Séisme puissant au sud-ouest du Japon : victimes, disparitions et dégâts connus
Le Japon fait face à une nouvelle catastrophe naturelle. Un séisme de magnitude 7,1 a frappé, mardi, le sud-ouest du pays sur l’île de Kyushu, entraînant des effondrements de bâtiments, des incendies et d’importantes opérations de secours. Selon les autorités japonaises, au moins une personne a perdu la vie et de nombreuses autres sont blessées ou portées disparues. 20 Minutes fait le point sur la situation.

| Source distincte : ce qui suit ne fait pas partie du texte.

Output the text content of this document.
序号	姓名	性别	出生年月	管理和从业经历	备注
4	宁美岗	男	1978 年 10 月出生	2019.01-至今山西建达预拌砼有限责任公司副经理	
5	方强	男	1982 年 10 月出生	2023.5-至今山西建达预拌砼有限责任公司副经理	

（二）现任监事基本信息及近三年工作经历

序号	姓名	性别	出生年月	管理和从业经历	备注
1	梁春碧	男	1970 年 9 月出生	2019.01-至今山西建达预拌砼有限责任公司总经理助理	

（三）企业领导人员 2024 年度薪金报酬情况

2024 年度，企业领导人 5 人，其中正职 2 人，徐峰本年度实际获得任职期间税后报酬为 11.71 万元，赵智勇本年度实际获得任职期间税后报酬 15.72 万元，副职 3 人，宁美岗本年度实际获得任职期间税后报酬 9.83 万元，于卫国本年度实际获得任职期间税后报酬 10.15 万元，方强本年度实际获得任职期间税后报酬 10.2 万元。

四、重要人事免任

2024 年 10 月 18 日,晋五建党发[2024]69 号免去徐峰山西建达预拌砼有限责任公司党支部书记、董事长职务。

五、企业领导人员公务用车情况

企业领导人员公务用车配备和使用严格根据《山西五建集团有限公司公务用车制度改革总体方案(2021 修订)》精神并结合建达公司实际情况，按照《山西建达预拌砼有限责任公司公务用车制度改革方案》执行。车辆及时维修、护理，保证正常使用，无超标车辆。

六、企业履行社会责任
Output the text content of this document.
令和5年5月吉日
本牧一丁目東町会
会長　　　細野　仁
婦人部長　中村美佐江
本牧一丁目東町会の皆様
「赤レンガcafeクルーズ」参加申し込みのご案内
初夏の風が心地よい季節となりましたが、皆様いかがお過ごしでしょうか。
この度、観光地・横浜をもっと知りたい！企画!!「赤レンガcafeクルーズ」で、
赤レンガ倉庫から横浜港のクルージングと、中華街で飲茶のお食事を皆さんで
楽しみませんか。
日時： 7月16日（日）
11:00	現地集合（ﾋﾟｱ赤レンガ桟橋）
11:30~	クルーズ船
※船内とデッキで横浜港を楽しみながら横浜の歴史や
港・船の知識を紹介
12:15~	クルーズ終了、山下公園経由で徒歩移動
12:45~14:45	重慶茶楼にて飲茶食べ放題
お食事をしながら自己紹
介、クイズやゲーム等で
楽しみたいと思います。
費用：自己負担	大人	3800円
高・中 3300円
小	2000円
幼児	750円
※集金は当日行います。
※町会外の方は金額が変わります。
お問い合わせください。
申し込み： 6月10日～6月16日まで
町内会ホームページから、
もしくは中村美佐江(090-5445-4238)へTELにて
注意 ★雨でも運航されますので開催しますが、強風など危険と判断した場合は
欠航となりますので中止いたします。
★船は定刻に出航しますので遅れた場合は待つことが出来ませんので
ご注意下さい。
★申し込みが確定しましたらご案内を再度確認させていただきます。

Le tremblement de terre s’est produit mardi à 16h27 (07h27 GMT) sur l’île de Kyushu. D’après l’Agence météorologique japonaise (JMA), la secousse, d’une magnitude de 7,1, a atteint le niveau maximal de 7 sur l’échelle japonaise qui mesure l’intensité des secousses ressenties localement. Une alerte au tsunami a été émise avant d’être levée.
Les dégâts sont considérables dans plusieurs secteurs. À Kashima, le deuxième étage d’un centre commercial s’est effondré après qu’une violente déflagration a été entendue. Selon la chaîne NHK, entre 20 et 30 employés de l’Aeon Mall sont toujours injoignables. La chaîne TBS évoque un « nombre considérable » de personnes qui pourraient avoir perdu la vie dans cet incident. Des ponts ont également subi des dommages, des bâtiments ont été éventrés, des wagons de marchandises ont été renversés et douze habitations se sont effondrées près de Yatsushiro.
Le bilan provisoire des victimes fait état d’au moins une personne décédée dans le département de Kumamoto, selon l’agence Kyodo. Plusieurs personnes sont également portées disparues à l’usine Nippon Paper Industries, tandis que deux hôpitaux ont indiqué avoir pris en charge au moins 50 blessés chacun.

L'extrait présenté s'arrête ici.